Así lo ha señalado durante su visita a la Cooperativa San Jorge de Graja de Iniesta, donde ha puesto en valor el trabajo que desarrollan las cooperativas como «pieza fundamental para garantizar el futuro de nuestros agricultores y de nuestros pueblos».
Núñez ha destacado que esta Cooperativa representa el ejemplo de cómo la unión entre municipios y el cooperativismo permiten generar oportunidades en el medio rural, al tiempo que ha subrayado que la agricultura continúa siendo «la principal actividad económica de muchos de nuestros pueblos» y un motor esencial para fijar población y crear riqueza.

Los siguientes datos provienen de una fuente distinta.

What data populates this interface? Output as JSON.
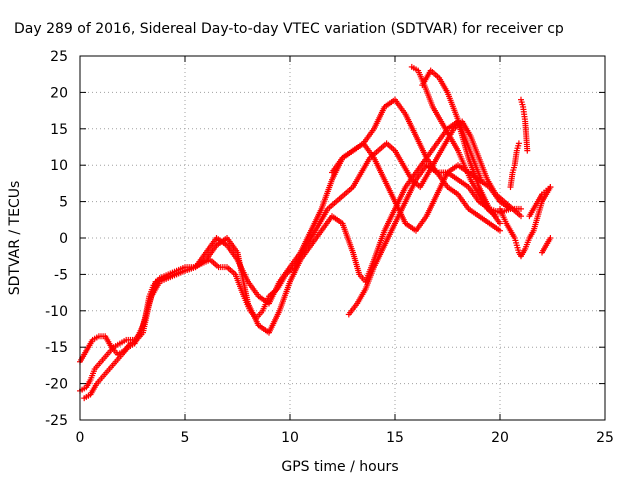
{
  "chart_data": {
    "type": "scatter",
    "title": "Day 289 of 2016, Sidereal Day-to-day VTEC variation (SDTVAR) for receiver cp",
    "xlabel": "GPS time / hours",
    "ylabel": "SDTVAR / TECUs",
    "xlim": [
      0,
      25
    ],
    "ylim": [
      -25,
      25
    ],
    "xticks": [
      "0",
      "5",
      "10",
      "15",
      "20",
      "25"
    ],
    "yticks": [
      "25",
      "20",
      "15",
      "10",
      "5",
      "0",
      "-5",
      "-10",
      "-15",
      "-20",
      "-25"
    ],
    "grid": true,
    "marker": "plus",
    "color": "#ff0000",
    "series": [
      {
        "x": [
          0.0,
          0.3,
          0.5,
          0.7,
          1.0,
          1.3,
          1.6,
          1.9,
          2.2,
          2.6,
          2.9,
          3.1,
          3.3,
          3.5,
          3.8,
          4.2,
          4.6,
          5.0,
          5.4,
          5.8,
          6.2,
          6.6,
          7.0,
          7.4,
          7.8,
          8.1,
          8.4,
          8.7,
          9.0,
          9.4,
          9.8,
          10.2,
          10.6,
          11.0,
          11.4,
          11.8,
          12.2,
          12.6,
          13.0,
          13.4,
          13.8,
          14.2,
          14.6,
          15.0,
          15.4,
          15.8,
          16.2,
          16.6,
          17.0,
          17.4,
          17.8,
          18.2,
          18.6,
          19.0,
          19.4,
          19.8,
          20.2,
          20.6,
          21.0
        ],
        "y": [
          -21,
          -20.5,
          -19.5,
          -18,
          -17,
          -16,
          -15,
          -14.5,
          -14,
          -14,
          -13,
          -11,
          -8,
          -6.5,
          -5.5,
          -5,
          -4.5,
          -4,
          -4,
          -3.5,
          -3,
          -4,
          -4,
          -5,
          -8,
          -10,
          -11,
          -10,
          -8,
          -7,
          -5,
          -4,
          -2,
          0,
          2,
          4,
          5,
          6,
          7,
          9,
          11,
          12,
          13,
          12,
          10,
          8,
          7,
          9,
          11,
          13,
          15,
          16,
          14,
          11,
          8,
          6,
          5,
          4,
          3
        ]
      },
      {
        "x": [
          0.0,
          0.3,
          0.6,
          0.9,
          1.2,
          1.5,
          1.8,
          2.1,
          2.4,
          2.7,
          3.0,
          3.3,
          3.6,
          4.0,
          4.5,
          5.0,
          5.5,
          6.0,
          6.5,
          7.0,
          7.5,
          8.0,
          8.5,
          9.0,
          9.5,
          10.0,
          10.5,
          11.0,
          11.5,
          12.0,
          12.5,
          13.0,
          13.5,
          14.0,
          14.5,
          15.0,
          15.5,
          16.0,
          16.5,
          17.0,
          17.5,
          18.0,
          18.5,
          19.0,
          19.5,
          20.0,
          20.5,
          21.0
        ],
        "y": [
          -17,
          -15.5,
          -14,
          -13.5,
          -13.5,
          -15,
          -16,
          -15.5,
          -14.5,
          -14,
          -13,
          -9,
          -6,
          -5.5,
          -5,
          -4.5,
          -4,
          -2,
          0,
          -1,
          -3,
          -6,
          -8,
          -9,
          -6,
          -4,
          -2,
          1,
          4,
          8,
          11,
          12,
          13,
          15,
          18,
          19,
          17,
          14,
          11,
          9,
          9,
          8,
          7,
          5,
          4,
          3.5,
          4,
          4
        ]
      },
      {
        "x": [
          0.2,
          0.5,
          0.8,
          1.1,
          1.4,
          1.7,
          2.0,
          2.3,
          2.6,
          3.0,
          3.4,
          3.8,
          4.2,
          4.6,
          5.0,
          5.5,
          6.0,
          6.5,
          7.0,
          7.5,
          8.0,
          8.5,
          9.0,
          9.5,
          10.0,
          10.5,
          11.0,
          11.5,
          12.0,
          12.5,
          13.0,
          13.3,
          13.6,
          14.0,
          14.5,
          15.0,
          15.5,
          16.0,
          16.5,
          17.0,
          17.5,
          18.0,
          18.5,
          19.0,
          19.5,
          20.0
        ],
        "y": [
          -22,
          -21.5,
          -20,
          -19,
          -18,
          -17,
          -16,
          -15,
          -14.5,
          -12,
          -8,
          -6,
          -5.5,
          -5,
          -4.5,
          -4,
          -3,
          -1,
          0,
          -2,
          -9,
          -12,
          -13,
          -10,
          -6,
          -3,
          -1,
          1,
          3,
          2,
          -2,
          -5,
          -6,
          -3,
          1,
          4,
          7,
          9,
          11,
          13,
          15,
          16,
          11,
          7,
          4,
          2
        ]
      },
      {
        "x": [
          12.0,
          12.5,
          13.0,
          13.5,
          14.0,
          14.5,
          15.0,
          15.5,
          16.0,
          16.5,
          17.0,
          17.5,
          18.0,
          18.5,
          19.0,
          19.5,
          20.0,
          20.5
        ],
        "y": [
          9,
          11,
          12,
          13,
          11,
          8,
          5,
          2,
          1,
          3,
          6,
          9,
          10,
          9,
          8,
          7,
          5,
          4
        ]
      },
      {
        "x": [
          12.8,
          13.2,
          13.6,
          14.0,
          14.5,
          15.0,
          15.5,
          16.0,
          16.5,
          17.0,
          17.5,
          18.0,
          18.5,
          19.0,
          19.5,
          20.0
        ],
        "y": [
          -10.5,
          -9,
          -7,
          -4,
          -1,
          2,
          5,
          8,
          10,
          9,
          7,
          6,
          4,
          3,
          2,
          1
        ]
      },
      {
        "x": [
          15.8,
          16.1,
          16.4,
          16.8,
          17.2,
          17.6,
          18.0,
          18.3,
          18.6,
          19.0,
          19.4,
          19.8
        ],
        "y": [
          23.5,
          23,
          21,
          18,
          16,
          14,
          12,
          10,
          8,
          6,
          4,
          3
        ]
      },
      {
        "x": [
          16.3,
          16.7,
          17.1,
          17.5,
          17.9,
          18.3,
          18.7,
          19.1
        ],
        "y": [
          21,
          23,
          22,
          20,
          17,
          14,
          11,
          8
        ]
      },
      {
        "x": [
          20.0,
          20.3,
          20.5,
          20.7,
          20.8,
          20.9,
          21.0,
          21.2,
          21.4,
          21.6,
          21.8,
          22.0,
          22.2,
          22.4
        ],
        "y": [
          4,
          2,
          1,
          0,
          -1,
          -2,
          -2.5,
          -1.5,
          0,
          1,
          3,
          5,
          6,
          7
        ]
      },
      {
        "x": [
          20.5,
          20.6,
          20.7,
          20.8,
          20.9
        ],
        "y": [
          7,
          9,
          10,
          12,
          13
        ]
      },
      {
        "x": [
          21.0,
          21.1,
          21.15,
          21.2,
          21.25,
          21.3
        ],
        "y": [
          19,
          18,
          17,
          16,
          14,
          12
        ]
      },
      {
        "x": [
          21.4,
          21.6,
          21.8,
          22.0,
          22.2,
          22.4
        ],
        "y": [
          3,
          4,
          5,
          6,
          6.5,
          7
        ]
      },
      {
        "x": [
          22.0,
          22.2,
          22.4
        ],
        "y": [
          -2,
          -1,
          0
        ]
      }
    ]
  }
}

El presidente del PP regional ha asegurado que las cooperativas han demostrado en los últimos años su capacidad para innovar, modernizarse y mejorar la comercialización de sus productos, logrando mejores resultados para los agricultores. Por ello, ha afirmado que un futuro Gobierno del Partido Popular trabajará «de la mano del sector para impulsar nuevas inversiones en innovación, modernización y renovación tecnológica que permitan aumentar la competitividad y la rentabilidad de las explotaciones».
En ese sentido, Núñez ha avanzado que su programa específico para el vino estará orientado a abrir nuevos mercados internacionales, explorar nuevos nichos de mercado dentro de España y reforzar la promoción del vino castellanomanchego para que alcance el valor que merece y permita mejorar los ingresos de viticultores y bodegas.
Además, ha defendido la necesidad de garantizar los recursos hídricos para el campo de Castilla-La Mancha, asegurando que «el agua de Castilla-La Mancha tiene que servir, en primer lugar, para regar los campos de Castilla-La Mancha». Para ello, ha apostado por abandonar la confrontación política en materia de agua y convertir la política hídrica en una herramienta para generar competitividad, riqueza y empleo en el medio rural.
Núñez ha reclamado una reducción drástica de la burocracia que soportan agricultores y cooperativas, lamentando que «un agricultor no puede pasar más tiempo en la asesoría que encima del tractor». En este sentido, ha propuesto simplificar los trámites administrativos y automatizar la concesión de ayudas para evitar retrasos que perjudican la actividad de cooperativas y bodegas.
Igualmente, ha defendido una Política Agraria Común que garantice estabilidad y seguridad a los agricultores, así como una bajada de impuestos para el campo y soluciones a problemas que afectan al sector, como la sobrepoblación de conejos.
«Castilla-La Mancha necesita un Gobierno que crea en su campo, en sus cooperativas y en sus viticultores. Ese será el compromiso del Partido Popular: trabajar junto al sector para que el vino de nuestra tierra viva la etapa de mayor rentabilidad de su historia», ha concluido Núñez.